Printed on: July 24, 2013

Smoke makes unwelcome return to Salmon

By LAURA ZUCKERMAN
news@postregister.com

SALMON -- Smoke from wildfires burning in the Salmon-Challis National Forest and Bitterroot National Forest north of Salmon led to hazy conditions in the valley Tuesday after socking in the area Monday.

Area residents who experienced weeks of thick smoke during last summer's massive Mustang Complex fire near Salmon said the smell of smoke and blanket of hazy air triggered unpleasant memories.

"I thought, 'Not again,' " Salmon resident Mary Jensen said of Monday's smoky conditions. "I had a hard time breathing last summer because of the smoke, and I am worried we might see a return of it."

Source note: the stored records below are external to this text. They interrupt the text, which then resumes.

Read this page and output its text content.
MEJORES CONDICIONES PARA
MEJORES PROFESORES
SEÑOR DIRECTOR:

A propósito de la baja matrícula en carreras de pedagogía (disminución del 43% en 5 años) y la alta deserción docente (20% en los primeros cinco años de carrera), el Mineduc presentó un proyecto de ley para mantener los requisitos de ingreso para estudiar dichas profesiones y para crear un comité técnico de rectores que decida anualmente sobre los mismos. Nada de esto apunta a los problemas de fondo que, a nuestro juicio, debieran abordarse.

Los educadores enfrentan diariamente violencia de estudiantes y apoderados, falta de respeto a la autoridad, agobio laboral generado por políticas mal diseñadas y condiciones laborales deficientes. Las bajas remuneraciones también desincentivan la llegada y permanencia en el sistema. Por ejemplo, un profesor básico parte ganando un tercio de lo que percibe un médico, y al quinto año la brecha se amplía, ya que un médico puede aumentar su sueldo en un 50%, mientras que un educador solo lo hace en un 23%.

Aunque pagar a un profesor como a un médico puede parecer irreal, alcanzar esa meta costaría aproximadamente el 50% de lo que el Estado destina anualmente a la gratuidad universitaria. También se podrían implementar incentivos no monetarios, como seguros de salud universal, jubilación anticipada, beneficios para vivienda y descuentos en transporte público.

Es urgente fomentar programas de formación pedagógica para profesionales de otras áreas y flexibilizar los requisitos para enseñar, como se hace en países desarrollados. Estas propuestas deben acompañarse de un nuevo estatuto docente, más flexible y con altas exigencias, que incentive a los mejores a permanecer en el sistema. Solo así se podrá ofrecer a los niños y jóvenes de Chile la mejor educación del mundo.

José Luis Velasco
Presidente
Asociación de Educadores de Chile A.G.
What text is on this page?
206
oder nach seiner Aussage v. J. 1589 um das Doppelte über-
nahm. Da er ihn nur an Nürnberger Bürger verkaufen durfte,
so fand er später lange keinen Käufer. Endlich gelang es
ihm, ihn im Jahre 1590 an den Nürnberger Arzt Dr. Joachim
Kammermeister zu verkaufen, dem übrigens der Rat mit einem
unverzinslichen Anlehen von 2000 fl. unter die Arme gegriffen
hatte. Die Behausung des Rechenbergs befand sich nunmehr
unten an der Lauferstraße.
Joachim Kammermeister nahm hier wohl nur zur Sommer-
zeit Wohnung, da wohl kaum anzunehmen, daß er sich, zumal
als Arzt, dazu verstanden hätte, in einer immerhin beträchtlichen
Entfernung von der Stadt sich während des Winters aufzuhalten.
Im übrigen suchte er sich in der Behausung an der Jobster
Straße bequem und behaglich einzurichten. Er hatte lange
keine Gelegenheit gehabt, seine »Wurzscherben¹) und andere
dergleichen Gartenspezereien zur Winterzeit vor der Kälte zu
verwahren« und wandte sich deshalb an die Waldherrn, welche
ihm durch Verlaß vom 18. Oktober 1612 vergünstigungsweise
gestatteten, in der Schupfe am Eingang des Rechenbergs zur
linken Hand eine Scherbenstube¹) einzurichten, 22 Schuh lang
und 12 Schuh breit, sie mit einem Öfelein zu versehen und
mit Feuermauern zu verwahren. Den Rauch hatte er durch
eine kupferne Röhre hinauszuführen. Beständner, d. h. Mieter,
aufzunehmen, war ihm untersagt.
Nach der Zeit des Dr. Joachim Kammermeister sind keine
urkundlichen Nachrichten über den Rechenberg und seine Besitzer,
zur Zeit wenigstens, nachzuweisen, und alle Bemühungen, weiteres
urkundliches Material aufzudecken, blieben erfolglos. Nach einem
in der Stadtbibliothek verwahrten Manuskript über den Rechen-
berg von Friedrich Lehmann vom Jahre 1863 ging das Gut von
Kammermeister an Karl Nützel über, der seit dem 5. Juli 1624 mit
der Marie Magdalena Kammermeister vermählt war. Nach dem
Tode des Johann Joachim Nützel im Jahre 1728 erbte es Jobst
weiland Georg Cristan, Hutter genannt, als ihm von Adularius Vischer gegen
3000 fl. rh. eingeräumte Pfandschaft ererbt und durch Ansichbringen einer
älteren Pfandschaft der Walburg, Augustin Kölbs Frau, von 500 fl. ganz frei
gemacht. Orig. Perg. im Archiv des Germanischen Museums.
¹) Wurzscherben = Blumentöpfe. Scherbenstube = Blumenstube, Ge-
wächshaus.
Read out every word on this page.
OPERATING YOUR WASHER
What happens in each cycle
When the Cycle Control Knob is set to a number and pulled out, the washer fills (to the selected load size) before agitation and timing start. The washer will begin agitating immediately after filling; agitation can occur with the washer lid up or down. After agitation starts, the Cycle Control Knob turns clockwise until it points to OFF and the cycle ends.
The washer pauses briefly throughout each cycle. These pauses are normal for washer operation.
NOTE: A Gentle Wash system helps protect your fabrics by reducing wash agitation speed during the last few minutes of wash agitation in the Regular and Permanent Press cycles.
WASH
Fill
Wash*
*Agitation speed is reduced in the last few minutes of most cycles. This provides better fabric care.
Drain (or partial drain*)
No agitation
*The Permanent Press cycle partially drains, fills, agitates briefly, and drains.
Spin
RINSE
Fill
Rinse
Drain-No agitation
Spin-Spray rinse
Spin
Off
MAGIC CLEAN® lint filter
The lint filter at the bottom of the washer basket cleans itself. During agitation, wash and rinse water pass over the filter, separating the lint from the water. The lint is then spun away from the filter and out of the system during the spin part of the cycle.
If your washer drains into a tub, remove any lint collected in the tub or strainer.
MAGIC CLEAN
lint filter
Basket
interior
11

Others were taking it in stride.

"It's summer and it's where we live," said Angie Hurley, who was shopping with her daughter Tuesday.

Salmon-Challis National Forest Supervisor Chuck Mark said his agency is keenly aware of the effects that the fires and smoke are having on the local community, as well as visitors.

"We recognize the impacts that smoke, area and trail closures have on residents and recreationists," he said Tuesday in a statement. "Our objectives with fires during the 2013 fire season are to protect public and firefighter safety, and where applicable, keep the fire from impacting recreation sites, private and agency structures."

In Challis, smoke had reduced visibility Tuesday but most residents were not complaining about breathing difficulties, according to Anna Means, editor of the Challis Messenger.

The National Weather Service office in Pocatello has been issuing smoke forecasts this week based on blazes concentrated in the state's central mountains. Wildfires plume in the afternoons and send smoke drifting into the valleys after the wind dies down at night, meteorologist John Keyes said.

The smoke will continue for the short term, he said, but the potential for thunderstorms in coming days could drive the bad air out -- or worsen it.

"We could see some cleansing of the smoke if we get some rain, but winds could blow smoke in from other areas," Keyes said.

Post Register Managing Editor Rob Thornberry contributed to this report.